Jan. 3, 2017. NOTE: The below was written before Google released their second generation routers, Google Wifi. When Google Wifi was released, the software for the OnHub routers was upgraded to match that of the Wifi routers. Also, I have no first hand experience with Google OnHub routers. Interestingly, my initial security opinion of the OnHub routers was that they were a poor choice for reasons noted below. Now, however, I think Google Wifi routers are a good security choice for non-techies (see above).
Google's OnHub routers are part of a recent wave of consumer friendly routers. These devices do away with many features in an effort to keep things simple for non-techies. In and of itself, this does not make a router less secure, instead it is assorted design choices Google made.
For example, a Google OnHub router can only be configured by someone with a Google account. This means that Google not only knows who you are, but also where you are (based on both the public IP address of the router and nearby Wi-Fi networks). For the most privacy, create a new Google account that is used solely for administering the router and nothing else. Still, you have to assume that Google can get into the router at any time, so these devices are not for anyone who cares about their privacy.
Initially, the OnHub routers did not support Guest networks. This is no longer true.
Other missing features are parental control and content filtering. It also doesn't support VPNs, but it's not clear from the reviews I read whether that only
means that it has no VPN server or whether it also means that the router does not offer VPN pass-through.
Update Jan. 3, 2017: Functioning as a VPN server is the sort of techie feature that the recent wave of consumer oriented mesh router systems (Eero, Luma) omit.

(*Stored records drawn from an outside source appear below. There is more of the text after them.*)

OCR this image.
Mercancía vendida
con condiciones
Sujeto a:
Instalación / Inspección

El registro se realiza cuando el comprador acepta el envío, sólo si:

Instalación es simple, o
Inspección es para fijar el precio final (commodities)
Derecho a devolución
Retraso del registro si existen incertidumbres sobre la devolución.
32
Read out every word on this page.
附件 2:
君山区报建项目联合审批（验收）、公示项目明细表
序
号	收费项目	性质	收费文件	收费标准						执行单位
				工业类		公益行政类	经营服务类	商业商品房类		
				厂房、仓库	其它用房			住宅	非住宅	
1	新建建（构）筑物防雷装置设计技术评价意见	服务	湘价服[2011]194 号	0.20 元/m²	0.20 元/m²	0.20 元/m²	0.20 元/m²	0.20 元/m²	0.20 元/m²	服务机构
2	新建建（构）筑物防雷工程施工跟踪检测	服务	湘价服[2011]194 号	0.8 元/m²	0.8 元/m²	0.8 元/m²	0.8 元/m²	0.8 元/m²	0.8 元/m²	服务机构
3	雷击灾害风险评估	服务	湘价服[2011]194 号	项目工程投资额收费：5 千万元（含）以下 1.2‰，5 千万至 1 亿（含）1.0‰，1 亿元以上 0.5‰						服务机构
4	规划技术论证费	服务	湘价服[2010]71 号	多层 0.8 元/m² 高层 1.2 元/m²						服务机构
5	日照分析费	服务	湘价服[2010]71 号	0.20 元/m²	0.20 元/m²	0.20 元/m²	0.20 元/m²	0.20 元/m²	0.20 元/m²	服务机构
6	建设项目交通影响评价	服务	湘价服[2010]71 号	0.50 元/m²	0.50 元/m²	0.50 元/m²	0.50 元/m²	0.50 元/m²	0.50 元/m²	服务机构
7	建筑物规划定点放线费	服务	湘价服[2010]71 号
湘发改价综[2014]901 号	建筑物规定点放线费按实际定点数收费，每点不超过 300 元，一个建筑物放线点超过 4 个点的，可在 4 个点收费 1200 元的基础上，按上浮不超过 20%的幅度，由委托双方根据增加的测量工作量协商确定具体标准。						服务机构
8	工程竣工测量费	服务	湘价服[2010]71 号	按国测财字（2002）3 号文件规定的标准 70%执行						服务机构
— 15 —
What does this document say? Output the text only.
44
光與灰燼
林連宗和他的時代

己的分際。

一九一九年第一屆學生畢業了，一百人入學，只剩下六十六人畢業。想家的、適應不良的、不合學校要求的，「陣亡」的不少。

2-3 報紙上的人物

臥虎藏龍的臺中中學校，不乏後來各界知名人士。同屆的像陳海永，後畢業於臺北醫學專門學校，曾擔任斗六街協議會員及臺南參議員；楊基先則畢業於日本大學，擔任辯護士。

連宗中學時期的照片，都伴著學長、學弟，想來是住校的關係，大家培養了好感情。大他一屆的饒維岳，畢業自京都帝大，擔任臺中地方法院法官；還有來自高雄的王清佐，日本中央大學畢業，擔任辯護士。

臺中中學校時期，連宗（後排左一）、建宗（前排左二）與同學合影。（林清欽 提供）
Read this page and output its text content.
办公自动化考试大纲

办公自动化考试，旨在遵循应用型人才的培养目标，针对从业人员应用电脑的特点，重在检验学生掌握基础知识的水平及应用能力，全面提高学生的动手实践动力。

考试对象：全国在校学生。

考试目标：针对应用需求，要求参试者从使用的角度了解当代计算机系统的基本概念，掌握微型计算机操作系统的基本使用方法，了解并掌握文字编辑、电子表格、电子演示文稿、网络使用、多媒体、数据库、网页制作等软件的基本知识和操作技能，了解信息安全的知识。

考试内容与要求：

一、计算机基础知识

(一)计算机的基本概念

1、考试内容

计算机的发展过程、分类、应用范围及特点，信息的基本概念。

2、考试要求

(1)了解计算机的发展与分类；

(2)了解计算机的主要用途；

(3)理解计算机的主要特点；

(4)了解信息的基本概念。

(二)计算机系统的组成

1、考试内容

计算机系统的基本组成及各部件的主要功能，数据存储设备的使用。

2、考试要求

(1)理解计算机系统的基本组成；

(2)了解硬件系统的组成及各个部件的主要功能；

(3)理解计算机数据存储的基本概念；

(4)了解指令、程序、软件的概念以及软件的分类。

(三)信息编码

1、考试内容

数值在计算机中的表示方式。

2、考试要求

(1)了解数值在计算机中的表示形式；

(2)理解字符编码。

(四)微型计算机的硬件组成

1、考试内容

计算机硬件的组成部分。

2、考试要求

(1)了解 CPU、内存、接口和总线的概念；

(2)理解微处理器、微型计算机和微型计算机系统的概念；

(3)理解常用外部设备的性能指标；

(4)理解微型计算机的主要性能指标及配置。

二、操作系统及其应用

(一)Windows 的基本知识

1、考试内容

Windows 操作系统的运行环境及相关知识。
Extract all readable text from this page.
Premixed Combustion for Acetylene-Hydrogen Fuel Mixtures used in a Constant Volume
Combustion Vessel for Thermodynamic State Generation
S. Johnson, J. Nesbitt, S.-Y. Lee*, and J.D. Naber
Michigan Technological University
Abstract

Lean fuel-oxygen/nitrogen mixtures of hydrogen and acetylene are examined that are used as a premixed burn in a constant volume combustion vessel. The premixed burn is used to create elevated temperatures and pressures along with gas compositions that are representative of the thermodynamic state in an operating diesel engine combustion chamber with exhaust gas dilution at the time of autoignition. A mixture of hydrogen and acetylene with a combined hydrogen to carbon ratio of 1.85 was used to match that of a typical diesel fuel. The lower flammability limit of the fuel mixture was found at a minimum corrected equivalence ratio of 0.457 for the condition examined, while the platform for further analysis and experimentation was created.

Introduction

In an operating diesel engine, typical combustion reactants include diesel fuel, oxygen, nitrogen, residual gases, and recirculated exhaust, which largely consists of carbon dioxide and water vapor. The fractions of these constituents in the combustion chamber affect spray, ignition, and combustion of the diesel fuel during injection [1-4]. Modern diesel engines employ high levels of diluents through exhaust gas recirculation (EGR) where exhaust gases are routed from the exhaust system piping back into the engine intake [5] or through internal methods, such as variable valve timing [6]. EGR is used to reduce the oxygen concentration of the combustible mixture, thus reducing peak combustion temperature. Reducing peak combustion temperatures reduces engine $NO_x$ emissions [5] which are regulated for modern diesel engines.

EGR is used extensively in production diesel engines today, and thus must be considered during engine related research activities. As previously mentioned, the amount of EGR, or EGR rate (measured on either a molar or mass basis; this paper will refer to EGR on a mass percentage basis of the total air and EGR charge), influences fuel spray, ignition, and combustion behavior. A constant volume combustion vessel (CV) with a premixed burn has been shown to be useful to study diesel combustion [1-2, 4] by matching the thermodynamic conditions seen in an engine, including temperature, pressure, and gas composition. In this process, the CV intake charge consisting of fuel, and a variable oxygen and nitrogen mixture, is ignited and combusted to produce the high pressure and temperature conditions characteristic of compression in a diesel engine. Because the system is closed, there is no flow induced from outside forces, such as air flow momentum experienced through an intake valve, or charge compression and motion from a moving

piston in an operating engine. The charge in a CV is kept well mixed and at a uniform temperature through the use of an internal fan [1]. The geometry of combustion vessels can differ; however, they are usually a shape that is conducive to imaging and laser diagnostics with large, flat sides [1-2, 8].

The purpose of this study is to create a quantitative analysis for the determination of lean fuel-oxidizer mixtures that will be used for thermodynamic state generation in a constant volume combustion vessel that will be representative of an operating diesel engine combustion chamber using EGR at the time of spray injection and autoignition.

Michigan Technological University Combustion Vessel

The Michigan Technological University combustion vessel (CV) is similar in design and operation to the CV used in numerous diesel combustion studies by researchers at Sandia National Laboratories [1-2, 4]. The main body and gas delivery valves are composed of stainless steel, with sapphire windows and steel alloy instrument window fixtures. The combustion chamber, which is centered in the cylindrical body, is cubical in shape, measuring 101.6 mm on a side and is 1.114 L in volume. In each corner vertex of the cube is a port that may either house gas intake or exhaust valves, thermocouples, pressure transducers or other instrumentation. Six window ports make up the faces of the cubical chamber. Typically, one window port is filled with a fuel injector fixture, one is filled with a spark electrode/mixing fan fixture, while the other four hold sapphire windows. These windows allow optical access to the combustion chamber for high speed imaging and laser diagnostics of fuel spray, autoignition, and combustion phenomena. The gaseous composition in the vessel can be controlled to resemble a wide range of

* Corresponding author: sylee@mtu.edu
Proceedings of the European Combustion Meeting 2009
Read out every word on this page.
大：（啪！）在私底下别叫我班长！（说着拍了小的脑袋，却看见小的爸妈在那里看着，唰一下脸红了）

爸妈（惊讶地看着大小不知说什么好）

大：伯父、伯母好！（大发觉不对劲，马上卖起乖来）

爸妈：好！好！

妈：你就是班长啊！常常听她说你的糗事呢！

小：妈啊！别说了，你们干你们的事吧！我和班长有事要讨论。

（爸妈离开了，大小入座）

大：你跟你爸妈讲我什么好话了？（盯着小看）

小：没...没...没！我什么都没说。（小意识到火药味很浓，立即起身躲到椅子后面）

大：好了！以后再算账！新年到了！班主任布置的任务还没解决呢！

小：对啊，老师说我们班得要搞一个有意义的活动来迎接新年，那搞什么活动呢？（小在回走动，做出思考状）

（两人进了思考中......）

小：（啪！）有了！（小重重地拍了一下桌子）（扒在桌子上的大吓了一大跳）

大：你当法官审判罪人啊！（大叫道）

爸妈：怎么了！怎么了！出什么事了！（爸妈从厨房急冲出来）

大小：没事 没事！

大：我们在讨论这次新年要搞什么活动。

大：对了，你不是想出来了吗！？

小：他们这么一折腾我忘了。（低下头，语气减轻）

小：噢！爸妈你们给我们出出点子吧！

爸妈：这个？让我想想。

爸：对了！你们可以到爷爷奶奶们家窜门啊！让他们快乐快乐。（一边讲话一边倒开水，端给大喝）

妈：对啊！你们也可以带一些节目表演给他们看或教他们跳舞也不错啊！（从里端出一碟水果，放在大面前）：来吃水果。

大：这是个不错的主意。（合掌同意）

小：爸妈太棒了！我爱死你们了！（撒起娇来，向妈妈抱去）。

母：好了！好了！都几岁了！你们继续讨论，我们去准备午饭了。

However, the OnHub does allow for VPN pass-through access, that is, LAN side devices can function as a VPN client.
As you would expect, the routers default to using Google's DNS servers which gives them an audit trail of every visited website. You can, however, change the DNS servers and I suggest doing so on the theory that Google knows enough about us already.
A fairly rare feature these routers do offer is that ability to self-update their firmware. While, on the one hand this is great for insuring users get the latest bug fixes, there can also be a down side to it depending on how the feature is implemented. I have not read a review with details on how this works.
In response to privacy concerns with their routers, Google describes the data collected and how to opt out here: OnHub, the Google On app and your privacy.
The WireCutter offers a detailed review in their article on the best Wi-Fi router. They say
There is only one Ethernet LAN port.
The routers do nothing to enable Google Cloud Print for printers on the LAN that do not support it natively. Printing from a Chromebook pretty much requires the Google Cloud Print service.
As for Wi-Fi performance, Dan Seifert of TheVerge found the Wi-Fi range much better than an Asus RT-AC66U router. And Joe Wilcox said "The usable wireless range far exceeds the Apple AirPort Extreme router that OnHub replaces in my home". On the other hand, SmallNetBuilder and The WireCutter were not impressed with the Wi-Fi performance. YMMV.